Notably, at the highest flow rates we imposed, the LNPs maintained their integrity, indicating that they did not break up. This can be understood by noting that, despite the high speed (i.e., cm/s), on the scale of the LNP, i.e., 100 nm, the shear stresses are low. Should we increase the system size, there would be no difficulty in raising the flow rate and thus the throughput, provided the shear stress ‘seen’ by the LNP remains at the same level as in our experiments, and the flow conditions remain below the turbulence onset.

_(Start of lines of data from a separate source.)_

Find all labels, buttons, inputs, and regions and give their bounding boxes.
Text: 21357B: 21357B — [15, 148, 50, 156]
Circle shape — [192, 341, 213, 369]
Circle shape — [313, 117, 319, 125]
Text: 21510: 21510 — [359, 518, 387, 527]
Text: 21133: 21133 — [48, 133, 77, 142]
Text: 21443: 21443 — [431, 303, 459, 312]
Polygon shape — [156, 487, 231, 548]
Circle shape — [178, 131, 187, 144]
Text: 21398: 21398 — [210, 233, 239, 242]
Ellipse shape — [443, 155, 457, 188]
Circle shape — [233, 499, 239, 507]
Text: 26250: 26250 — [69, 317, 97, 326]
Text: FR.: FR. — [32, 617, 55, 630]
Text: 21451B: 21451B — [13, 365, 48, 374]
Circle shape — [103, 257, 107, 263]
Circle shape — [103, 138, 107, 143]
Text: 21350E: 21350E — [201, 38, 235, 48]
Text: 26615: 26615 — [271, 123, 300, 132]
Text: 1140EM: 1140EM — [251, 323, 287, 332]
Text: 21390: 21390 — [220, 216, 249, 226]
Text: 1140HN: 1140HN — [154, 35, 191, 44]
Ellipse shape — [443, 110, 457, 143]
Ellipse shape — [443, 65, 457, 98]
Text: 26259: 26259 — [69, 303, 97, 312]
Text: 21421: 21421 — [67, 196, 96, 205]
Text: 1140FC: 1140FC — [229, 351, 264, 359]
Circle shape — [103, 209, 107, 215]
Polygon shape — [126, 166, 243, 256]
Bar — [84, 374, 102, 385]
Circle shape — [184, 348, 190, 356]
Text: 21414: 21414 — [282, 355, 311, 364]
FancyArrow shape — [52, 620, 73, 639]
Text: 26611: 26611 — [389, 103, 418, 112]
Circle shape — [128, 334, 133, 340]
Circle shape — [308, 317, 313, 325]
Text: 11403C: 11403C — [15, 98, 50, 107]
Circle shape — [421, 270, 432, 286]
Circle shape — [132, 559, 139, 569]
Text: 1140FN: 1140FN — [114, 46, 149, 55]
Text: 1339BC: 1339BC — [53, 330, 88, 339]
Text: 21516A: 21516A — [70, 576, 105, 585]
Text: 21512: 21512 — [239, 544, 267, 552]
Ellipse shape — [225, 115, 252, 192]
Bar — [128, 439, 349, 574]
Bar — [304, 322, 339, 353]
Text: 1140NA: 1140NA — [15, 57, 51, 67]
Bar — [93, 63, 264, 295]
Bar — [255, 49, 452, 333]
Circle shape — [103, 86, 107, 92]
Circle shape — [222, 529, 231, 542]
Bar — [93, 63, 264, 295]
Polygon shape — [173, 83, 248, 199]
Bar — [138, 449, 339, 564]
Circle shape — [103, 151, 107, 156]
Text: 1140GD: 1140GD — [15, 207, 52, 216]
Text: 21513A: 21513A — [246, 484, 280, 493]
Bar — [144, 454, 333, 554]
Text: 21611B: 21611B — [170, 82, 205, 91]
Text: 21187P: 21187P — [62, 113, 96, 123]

Finally, by using the understanding we gained in this work, we may attempt to define optimal conditions for producing LNPs for the type of mixer we used. First, the flow rate must be large enough to achieve high mixing. In our case, a minimum flow rate of 4 ml/min can be proposed. Second, the device should be long enough for the mixing process to fully develop. Our work suggests that thirty times the transverse dimension is acceptable. Finally, the FRR must be large enough to maintain the medium polarity close to water, without operating with high dilution factors, which would generate waste. In our system, we may propose an FRR on the order of 3.

Conclusion

The paper analyzes, in some depth, the mixing process developing along a device incorporating a Y junction and four rings. In the LNP context, this is a first. The device we analyze belongs to the category of inertial micromixers, i.e., micromixers taking advantage of the action of inertial (Dean) vortices and, in the meantime, operating below turbulence onset. These mixers are well adapted to high throughputs, a key condition for envisaging mass production. Such throughputs cannot be achieved, for instance, with the herringbone micromixer. In this paper, we showed that time-dependent phenomena develop above a certain threshold, close to the numerical work of Minakov et al.18. Our analysis of the mixing process, along with LNP measurements, indicates that the optimal conditions for producing functional structures require flow rates substantially above the onset of time-dependent phenomena. The rationale is that, as established in the literature on chaos (see, for instance, Ref19), oscillatory eddies give rise to efficient mixing. We suggest that the criterion we propose here (operating above the onset of oscillatory flow-regimes) is general. It should be useful for designing high-throughput micromixers dedicated to LNP production.